Of course the coronavirus crisis is a mere drop in the ocean compared to the biggest disaster of the 20th century - the Second World War.

In 1939 Adolf Hitler’s Germany invaded Poland, triggering a war with France and Britain. The following summer the German army invaded and overran France, Belgium and Holland.

In June 1941 Hitler then invaded the Soviet Union and six months later the war became truly global when Japan attacked the US Navy at Pearl Harbor, bringing the Americans into the war on the Allies’ side.

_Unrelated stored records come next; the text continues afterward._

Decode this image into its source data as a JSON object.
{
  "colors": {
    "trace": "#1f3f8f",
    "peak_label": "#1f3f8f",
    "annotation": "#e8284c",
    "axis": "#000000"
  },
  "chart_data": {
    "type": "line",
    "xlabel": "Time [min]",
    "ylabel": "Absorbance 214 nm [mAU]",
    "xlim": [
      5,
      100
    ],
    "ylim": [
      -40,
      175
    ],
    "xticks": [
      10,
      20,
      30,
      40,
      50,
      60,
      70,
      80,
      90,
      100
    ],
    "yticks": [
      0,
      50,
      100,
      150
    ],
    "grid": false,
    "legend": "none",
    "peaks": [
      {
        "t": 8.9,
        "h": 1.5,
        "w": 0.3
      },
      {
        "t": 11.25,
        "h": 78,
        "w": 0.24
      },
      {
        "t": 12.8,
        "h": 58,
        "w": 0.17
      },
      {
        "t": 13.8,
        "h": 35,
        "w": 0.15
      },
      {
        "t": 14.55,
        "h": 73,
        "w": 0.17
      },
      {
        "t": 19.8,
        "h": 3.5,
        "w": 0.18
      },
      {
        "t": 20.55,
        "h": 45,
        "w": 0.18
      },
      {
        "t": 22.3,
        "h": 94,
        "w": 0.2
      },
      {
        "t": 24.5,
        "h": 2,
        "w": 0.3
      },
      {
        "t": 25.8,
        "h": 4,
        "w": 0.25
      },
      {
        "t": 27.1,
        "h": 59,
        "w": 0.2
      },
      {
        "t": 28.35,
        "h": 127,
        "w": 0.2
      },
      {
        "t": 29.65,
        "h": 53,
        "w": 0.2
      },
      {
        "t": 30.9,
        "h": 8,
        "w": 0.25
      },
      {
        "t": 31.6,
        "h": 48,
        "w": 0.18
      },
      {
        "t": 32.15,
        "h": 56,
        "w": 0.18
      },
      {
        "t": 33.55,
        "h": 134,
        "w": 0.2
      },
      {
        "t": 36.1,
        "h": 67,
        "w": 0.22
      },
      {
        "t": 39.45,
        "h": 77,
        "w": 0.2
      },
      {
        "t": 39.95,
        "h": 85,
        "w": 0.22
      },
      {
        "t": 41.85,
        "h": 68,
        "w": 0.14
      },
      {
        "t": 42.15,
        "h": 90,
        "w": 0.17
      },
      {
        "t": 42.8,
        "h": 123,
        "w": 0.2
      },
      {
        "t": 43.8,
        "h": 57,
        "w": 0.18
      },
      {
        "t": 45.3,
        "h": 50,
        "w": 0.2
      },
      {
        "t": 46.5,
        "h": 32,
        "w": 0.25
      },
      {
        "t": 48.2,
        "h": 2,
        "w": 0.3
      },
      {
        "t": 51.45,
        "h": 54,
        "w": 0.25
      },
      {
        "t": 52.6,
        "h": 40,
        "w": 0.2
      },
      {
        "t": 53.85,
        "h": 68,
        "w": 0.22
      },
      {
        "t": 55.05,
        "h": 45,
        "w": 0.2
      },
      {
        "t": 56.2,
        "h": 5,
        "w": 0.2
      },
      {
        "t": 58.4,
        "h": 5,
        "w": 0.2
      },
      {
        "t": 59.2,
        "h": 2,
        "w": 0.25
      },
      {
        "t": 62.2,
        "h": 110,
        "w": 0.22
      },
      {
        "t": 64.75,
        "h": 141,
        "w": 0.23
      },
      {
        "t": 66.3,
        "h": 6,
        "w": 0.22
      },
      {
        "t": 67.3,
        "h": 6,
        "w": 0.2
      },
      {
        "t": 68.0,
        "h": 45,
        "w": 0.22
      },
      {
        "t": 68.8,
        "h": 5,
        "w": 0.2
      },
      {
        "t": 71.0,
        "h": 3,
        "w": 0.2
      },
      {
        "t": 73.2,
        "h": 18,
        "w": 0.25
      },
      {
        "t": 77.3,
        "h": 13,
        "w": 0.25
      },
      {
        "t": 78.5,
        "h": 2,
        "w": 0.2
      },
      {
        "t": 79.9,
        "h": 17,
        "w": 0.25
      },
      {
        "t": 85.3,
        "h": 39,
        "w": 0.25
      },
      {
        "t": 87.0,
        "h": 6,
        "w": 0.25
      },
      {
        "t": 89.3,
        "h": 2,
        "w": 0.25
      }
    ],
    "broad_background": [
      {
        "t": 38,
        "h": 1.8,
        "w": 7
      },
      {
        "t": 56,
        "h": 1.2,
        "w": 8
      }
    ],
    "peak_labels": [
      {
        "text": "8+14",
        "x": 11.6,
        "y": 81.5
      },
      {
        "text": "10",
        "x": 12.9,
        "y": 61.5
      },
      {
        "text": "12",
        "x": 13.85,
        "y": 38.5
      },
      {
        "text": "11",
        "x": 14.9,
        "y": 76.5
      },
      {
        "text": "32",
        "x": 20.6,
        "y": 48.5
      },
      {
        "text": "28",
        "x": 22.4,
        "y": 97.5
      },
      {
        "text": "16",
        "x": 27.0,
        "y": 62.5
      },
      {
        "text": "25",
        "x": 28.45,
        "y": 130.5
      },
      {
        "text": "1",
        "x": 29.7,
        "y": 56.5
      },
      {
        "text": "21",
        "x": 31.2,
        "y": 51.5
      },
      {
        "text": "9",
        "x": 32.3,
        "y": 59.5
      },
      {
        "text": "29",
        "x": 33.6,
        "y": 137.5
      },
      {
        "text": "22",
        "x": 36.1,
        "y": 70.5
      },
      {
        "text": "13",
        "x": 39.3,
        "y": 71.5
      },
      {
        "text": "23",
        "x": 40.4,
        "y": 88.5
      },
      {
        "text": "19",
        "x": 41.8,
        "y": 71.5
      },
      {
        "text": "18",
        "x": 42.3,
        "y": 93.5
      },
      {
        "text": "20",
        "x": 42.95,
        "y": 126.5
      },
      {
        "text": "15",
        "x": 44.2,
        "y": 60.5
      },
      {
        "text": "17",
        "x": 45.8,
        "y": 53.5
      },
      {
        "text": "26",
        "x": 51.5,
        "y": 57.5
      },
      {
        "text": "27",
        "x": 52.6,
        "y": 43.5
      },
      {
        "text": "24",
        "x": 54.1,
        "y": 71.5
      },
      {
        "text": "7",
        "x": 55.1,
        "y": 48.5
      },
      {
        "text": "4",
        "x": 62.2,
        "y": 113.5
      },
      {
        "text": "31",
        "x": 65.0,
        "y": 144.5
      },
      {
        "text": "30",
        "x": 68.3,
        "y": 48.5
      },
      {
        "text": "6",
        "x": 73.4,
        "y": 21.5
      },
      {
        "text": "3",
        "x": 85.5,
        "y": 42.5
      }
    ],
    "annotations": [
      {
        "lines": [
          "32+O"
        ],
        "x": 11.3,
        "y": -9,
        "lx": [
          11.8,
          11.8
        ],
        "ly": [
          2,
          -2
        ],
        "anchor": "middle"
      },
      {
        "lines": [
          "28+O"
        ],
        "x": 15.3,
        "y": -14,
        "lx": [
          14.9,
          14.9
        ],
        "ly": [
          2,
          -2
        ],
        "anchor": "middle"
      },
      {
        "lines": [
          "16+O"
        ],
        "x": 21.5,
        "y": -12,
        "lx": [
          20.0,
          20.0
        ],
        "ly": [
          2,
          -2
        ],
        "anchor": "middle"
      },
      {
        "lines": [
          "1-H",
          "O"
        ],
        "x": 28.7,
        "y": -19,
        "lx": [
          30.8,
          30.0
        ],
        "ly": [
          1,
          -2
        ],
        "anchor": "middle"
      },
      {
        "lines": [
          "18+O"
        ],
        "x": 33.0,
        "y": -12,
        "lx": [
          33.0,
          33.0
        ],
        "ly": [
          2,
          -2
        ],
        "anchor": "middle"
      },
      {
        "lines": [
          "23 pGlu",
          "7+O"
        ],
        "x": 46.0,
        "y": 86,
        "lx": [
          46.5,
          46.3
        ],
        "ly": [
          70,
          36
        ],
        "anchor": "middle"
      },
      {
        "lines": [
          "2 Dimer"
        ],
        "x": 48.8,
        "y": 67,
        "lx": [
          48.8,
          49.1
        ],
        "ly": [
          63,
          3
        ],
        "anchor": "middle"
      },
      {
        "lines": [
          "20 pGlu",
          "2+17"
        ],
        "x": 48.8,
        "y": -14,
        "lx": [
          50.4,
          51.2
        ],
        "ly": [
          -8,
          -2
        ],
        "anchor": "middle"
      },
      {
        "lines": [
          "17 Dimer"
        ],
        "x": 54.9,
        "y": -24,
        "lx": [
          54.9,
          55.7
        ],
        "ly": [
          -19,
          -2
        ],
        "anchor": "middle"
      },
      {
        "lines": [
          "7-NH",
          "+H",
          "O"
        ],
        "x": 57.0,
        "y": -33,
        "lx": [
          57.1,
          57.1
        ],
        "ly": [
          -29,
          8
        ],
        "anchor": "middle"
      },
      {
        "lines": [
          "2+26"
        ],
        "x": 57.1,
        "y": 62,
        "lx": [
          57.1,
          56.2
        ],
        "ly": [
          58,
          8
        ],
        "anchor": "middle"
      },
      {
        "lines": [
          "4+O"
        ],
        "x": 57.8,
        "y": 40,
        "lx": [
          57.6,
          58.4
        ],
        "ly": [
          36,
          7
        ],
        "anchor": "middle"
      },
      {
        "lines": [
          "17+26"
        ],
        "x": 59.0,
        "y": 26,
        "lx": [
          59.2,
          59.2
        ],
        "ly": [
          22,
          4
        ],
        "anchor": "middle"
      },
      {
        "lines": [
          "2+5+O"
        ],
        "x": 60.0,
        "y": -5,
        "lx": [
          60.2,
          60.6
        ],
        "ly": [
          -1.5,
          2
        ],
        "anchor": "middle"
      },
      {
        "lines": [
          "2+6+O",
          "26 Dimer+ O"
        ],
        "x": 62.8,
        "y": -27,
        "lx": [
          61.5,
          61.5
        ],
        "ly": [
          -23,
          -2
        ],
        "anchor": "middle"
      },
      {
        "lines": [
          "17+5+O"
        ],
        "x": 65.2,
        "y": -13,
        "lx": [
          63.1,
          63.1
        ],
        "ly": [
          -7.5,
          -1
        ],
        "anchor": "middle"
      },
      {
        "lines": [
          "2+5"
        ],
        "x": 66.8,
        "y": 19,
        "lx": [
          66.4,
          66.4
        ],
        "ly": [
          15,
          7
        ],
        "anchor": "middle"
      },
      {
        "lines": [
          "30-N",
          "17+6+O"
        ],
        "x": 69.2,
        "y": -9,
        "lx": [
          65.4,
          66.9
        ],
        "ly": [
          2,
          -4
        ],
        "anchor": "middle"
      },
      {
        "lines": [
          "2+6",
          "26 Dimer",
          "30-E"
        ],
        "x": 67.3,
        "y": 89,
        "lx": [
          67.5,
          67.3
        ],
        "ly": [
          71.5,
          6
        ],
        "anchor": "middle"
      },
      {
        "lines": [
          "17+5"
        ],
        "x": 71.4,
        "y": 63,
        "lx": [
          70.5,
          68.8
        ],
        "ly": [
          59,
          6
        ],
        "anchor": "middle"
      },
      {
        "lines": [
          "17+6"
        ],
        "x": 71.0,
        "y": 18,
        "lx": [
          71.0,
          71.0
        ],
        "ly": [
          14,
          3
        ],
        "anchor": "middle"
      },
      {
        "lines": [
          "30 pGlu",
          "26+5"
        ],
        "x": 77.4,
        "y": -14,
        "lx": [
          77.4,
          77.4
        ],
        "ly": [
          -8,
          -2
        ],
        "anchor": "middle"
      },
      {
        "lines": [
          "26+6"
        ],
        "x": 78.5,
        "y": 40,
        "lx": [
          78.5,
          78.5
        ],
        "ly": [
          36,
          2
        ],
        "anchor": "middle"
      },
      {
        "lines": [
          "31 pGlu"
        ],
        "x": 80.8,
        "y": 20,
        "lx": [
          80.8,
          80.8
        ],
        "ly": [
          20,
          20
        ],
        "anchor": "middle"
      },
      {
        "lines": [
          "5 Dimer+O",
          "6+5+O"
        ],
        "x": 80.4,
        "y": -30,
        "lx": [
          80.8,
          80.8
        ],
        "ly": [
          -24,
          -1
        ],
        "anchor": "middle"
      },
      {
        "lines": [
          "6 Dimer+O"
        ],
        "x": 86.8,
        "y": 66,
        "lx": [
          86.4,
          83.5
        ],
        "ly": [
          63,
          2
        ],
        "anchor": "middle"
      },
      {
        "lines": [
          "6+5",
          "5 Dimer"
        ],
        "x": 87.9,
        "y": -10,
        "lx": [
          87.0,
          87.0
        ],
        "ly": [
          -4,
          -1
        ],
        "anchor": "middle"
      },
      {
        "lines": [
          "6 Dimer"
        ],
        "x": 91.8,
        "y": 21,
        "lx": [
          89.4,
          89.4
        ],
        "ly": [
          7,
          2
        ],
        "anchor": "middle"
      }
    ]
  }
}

© Sputnik / Evgeny Haldey / Go to the photo bankThe Great Patriotic War, 1941-1945. On the streets of Budapest after liberation from the Nazis occupation, February 1945
The End Of The World? How The COVID-19 Compares With Previous Global Crises - Sputnik International
The Great Patriotic War, 1941-1945. On the streets of Budapest after liberation from the Nazis occupation, February 1945

After four more years of bitter and bloody conflict Germany was finally forced to surrender - but only after Hitler committed suicide in his bunker in Berlin - and Japan also threw the towel in after the US dropped two atomic bombs on Hiroshima and Nagasaki.

The war caused 73 million deaths around the world and devastated the economies of Germany, Japan, Britain, France and the Soviet Union.

But the German and Japanese economies bounced back to become two of the most successful in the world.